Read here about a simple tensegrity structure named the "X Tensegrity."

Overview

Connelly cites Snelson's X Tensegrity as the simplest tensegrity. He also classifies it as super-stable.

File:Snelson XModule Design 1948.png
An illustration showing Kenneth Snelson's X-Module design of 1948 as embodied in a two-module column. It only shows the design as pertains to tensegrity, and does not duplicate the original art work.

X Module as discussed by Snelson

Snelson defines the "kite frame" formed around perpendicular struts as the origin of the X-Module. He wrote:

The Kite Frame X-Form: Tensegrity's Primary

The simple kite frame, two crossed struts held firmly together by a girth of four tension members, is a human invention and probably thousands of years old. Long before people covered it with paper for use as a flying object to loft in the wind the frame most likely was used as a lightweight pallet, a stretcher for transporting things. Basic as it is, the prestressed kite exits only in the world of people; not as a product of nature.

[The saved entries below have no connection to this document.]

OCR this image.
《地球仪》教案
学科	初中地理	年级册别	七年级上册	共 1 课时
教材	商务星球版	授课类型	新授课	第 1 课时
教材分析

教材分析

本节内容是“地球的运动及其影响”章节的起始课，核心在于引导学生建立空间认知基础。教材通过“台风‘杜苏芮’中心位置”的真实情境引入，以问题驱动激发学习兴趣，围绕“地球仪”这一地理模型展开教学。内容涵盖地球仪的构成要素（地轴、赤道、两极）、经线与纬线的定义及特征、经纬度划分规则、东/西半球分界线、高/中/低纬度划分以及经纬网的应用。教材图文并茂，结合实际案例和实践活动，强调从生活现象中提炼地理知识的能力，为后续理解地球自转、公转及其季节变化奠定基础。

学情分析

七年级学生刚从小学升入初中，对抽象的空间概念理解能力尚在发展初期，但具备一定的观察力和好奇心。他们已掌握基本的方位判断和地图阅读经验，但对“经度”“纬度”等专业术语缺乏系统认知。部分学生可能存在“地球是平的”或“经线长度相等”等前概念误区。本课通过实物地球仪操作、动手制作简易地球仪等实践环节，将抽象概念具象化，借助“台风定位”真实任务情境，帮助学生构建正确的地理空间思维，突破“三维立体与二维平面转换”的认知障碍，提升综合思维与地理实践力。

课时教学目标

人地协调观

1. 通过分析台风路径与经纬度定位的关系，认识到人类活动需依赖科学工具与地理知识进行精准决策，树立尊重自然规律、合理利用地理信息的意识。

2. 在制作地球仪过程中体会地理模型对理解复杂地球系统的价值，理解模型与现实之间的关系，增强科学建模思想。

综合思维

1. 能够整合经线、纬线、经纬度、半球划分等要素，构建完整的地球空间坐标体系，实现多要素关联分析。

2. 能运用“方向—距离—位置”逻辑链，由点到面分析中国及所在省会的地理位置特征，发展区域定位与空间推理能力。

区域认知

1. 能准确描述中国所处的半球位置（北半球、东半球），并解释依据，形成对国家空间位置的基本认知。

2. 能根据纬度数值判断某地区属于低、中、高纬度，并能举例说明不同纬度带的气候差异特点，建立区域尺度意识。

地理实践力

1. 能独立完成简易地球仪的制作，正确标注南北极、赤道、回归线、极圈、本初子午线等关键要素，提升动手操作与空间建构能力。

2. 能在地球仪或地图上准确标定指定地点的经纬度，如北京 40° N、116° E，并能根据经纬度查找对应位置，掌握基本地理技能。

The kite frame can be built in many proportions as shown below. The structural principle remains the same except that the distribution of forces, both tension and compression, vary as the proportions are altered. Always, though, the total of the compression forces pushing out are equal to the sum of the tension forces pulling in.

Kenneth Snelson, from Weaving, Mother of Tensegrity. Caption: A two-module x-column. See http://www.kennethsnelson.net/new_structure/structure17.htm
A kite-frame transformed into a tensegrity structure. See http://www.kennethsnelson.net/new_structure/structure17.htm

The kite frame is quasi-tensegrity because the two struts, lacking a force in the "z" direction in order to separate, touch and press on one another where they cross. The kite structure is the basic prestressed tension-compression cell for x-module tensegrity structures.

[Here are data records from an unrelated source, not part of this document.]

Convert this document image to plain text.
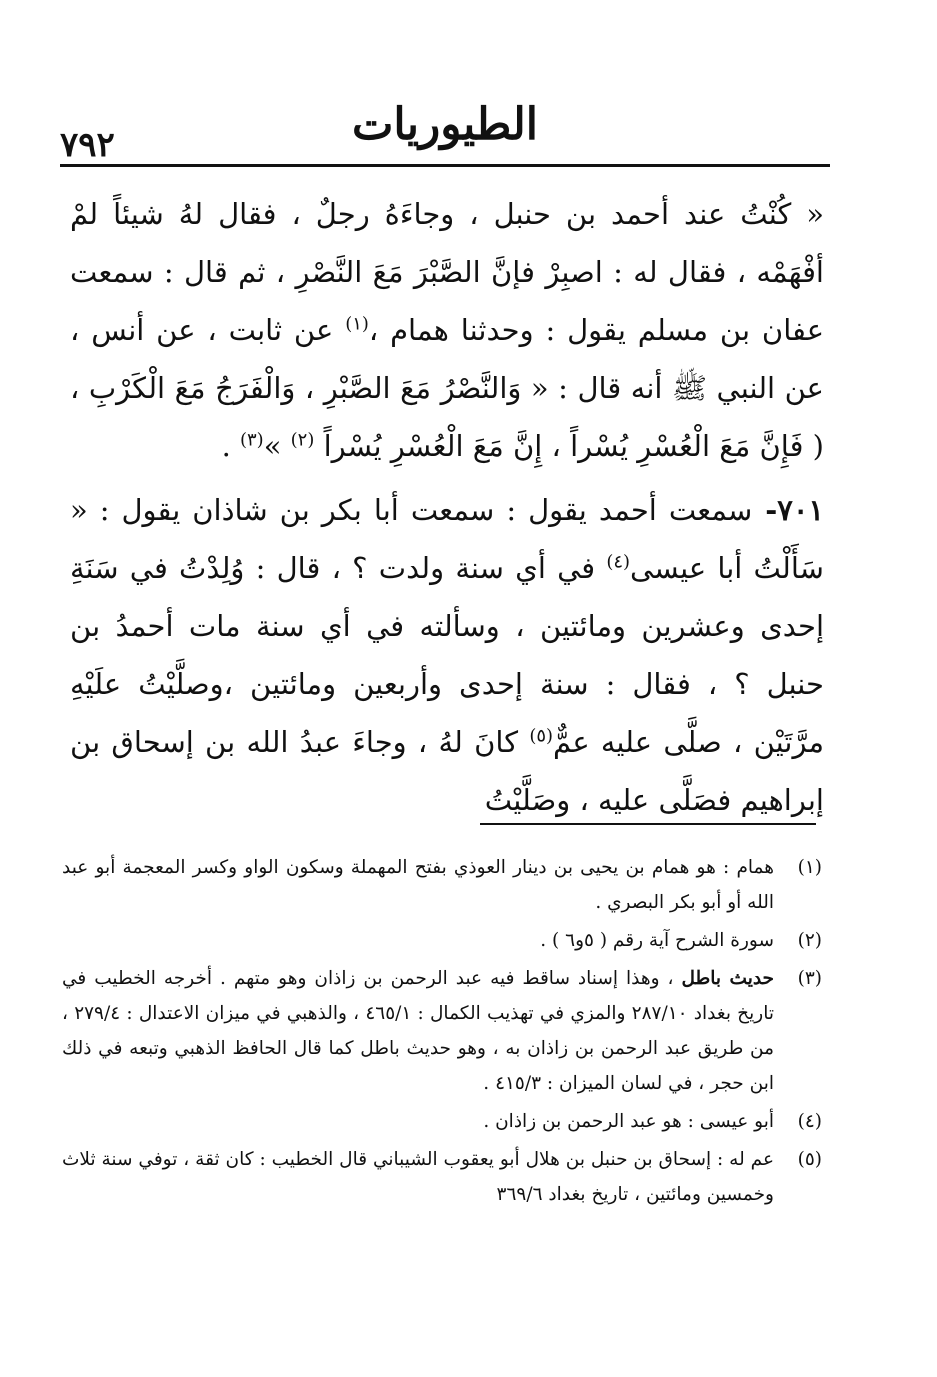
٧٩٢	الطيوريات

« كُنْتُ عند أحمد بن حنبل ، وجاءَهُ رجلٌ ، فقال لهُ شيئاً لمْ أفْهَمْه ، فقال له : اصبِرْ فإنَّ الصَّبْرَ مَعَ النَّصْرِ ، ثم قال : سمعت عفان بن مسلم يقول : وحدثنا همام ،$^{(١)}$ عن ثابت ، عن أنس ، عن النبي ﷺ أنه قال : « وَالنَّصْرُ مَعَ الصَّبْرِ ، وَالْفَرَجُ مَعَ الْكَرْبِ ، ( فَإِنَّ مَعَ الْعُسْرِ يُسْراً ، إِنَّ مَعَ الْعُسْرِ يُسْراً $^{(٢)}$ »$^{(٣)}$ .

٧٠١- سمعت أحمد يقول : سمعت أبا بكر بن شاذان يقول : « سَأَلْتُ أبا عيسى$^{(٤)}$ في أي سنة ولدت ؟ ، قال : وُلِدْتُ في سَنَةِ إحدى وعشرين ومائتين ، وسألته في أي سنة مات أحمدُ بن حنبل ؟ ، فقال : سنة إحدى وأربعين ومائتين ،وصلَّيْتُ علَيْهِ مرَّتَيْن ، صلَّى عليه عمٌّ$^{(٥)}$ كانَ لهُ ، وجاءَ عبدُ الله بن إسحاق بن إبراهيم فصَلَّى عليه ، وصَلَّيْتُ

(١)
همام : هو همام بن يحيى بن دينار العوذي بفتح المهملة وسكون الواو وكسر المعجمة أبو عبد الله أو أبو بكر البصري .
(٢)
سورة الشرح آية رقم ( ٥و٦ ) .
(٣)
حديث باطل ، وهذا إسناد ساقط فيه عبد الرحمن بن زاذان وهو متهم . أخرجه الخطيب في تاريخ بغداد ٢٨٧/١٠ والمزي في تهذيب الكمال : ٤٦٥/١ ، والذهبي في ميزان الاعتدال : ٢٧٩/٤ ، من طريق عبد الرحمن بن زاذان به ، وهو حديث باطل كما قال الحافظ الذهبي وتبعه في ذلك ابن حجر ، في لسان الميزان : ٤١٥/٣ .
(٤)
أبو عيسى : هو عبد الرحمن بن زاذان .
(٥)
عم له : إسحاق بن حنبل بن هلال أبو يعقوب الشيباني قال الخطيب : كان ثقة ، توفي سنة ثلاث وخمسين ومائتين ، تاريخ بغداد ٣٦٩/٦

The lengths of the four tendons and the lengths of the struts determine the shape.

The Kite Frame X-Form's Transformation Into Tensegrity

The kite frame is transformed into a true tensegrity structure by introducing a third strut which is done by replacing one of the original "edge" tension lines (in green) with four new lines shown in red. These four perform as "slings" which suspend the new strut.

The three-strut structure must now be made stable by adding two additional lines (draws), those shown in blue. The "draw" tendons go from the ends of the new, third, strut to the far ends of the original pair; to those ends that will draw the kite struts away from one another. Connected to the wrong two ends the draw lines will only force the kite struts into firmer contact and fail to achieve a floating compression structure. It is essential in this simple structure, as in all tensegrity structures, to establish the optimum lengths for the tension members so that the work will be firm and tightly prestressed. This can only be done by successive adjustments, by trial and error. If the length of one line is changed the tension on all lines are effected.

As a general rule the draw lines are the primary means for increasing or relaxing the prestressing of a tensegrity structure. As with most rules, there are a variety of exceptions.

This construction process, adding parts one by one, has now ransformed the basic kite frame into a proper three-strut tensegrity module.. It is structurally the same as the three-way module shown on page 15. Only their shapes and symmetries are altered by size adjustments of the tendons and struts.

Replacing A Single Strut With An X-Module

In the figure to the right, the third strut that was introduced in the figure above is itself replaced by a second kite frame; "slings" in red, "draws" in blue. This new assembly of two "x-modules" represents the first step in a construction process -- adding module after module -- that can be expanded indefinitely. Each open quadrant of any module offers a place to connect yet another x-module.

Kenneth Snelson, from Weaving, Mother of Tensegrity. Caption: Kite frame shape variations. See http://www.kennethsnelson.net/new_structure/structure16.htm
Kenneth Snelson, from Weaving, Mother of Tensegrity. Caption: The kite frame's tension and compression system. The struts push out (compression) and the tendons pull in (tension). See http://www.kennethsnelson.net/new_structure/structure16.htm


Link: http://www.kennethsnelson.net/new_structure/structure1.htm

X Tensegrity-based Structures by Konstantin

Konstantin uses the X tensegrity method in his furniture and sculpture.

X-tree sculpture by Konstantin, steel and wire rope.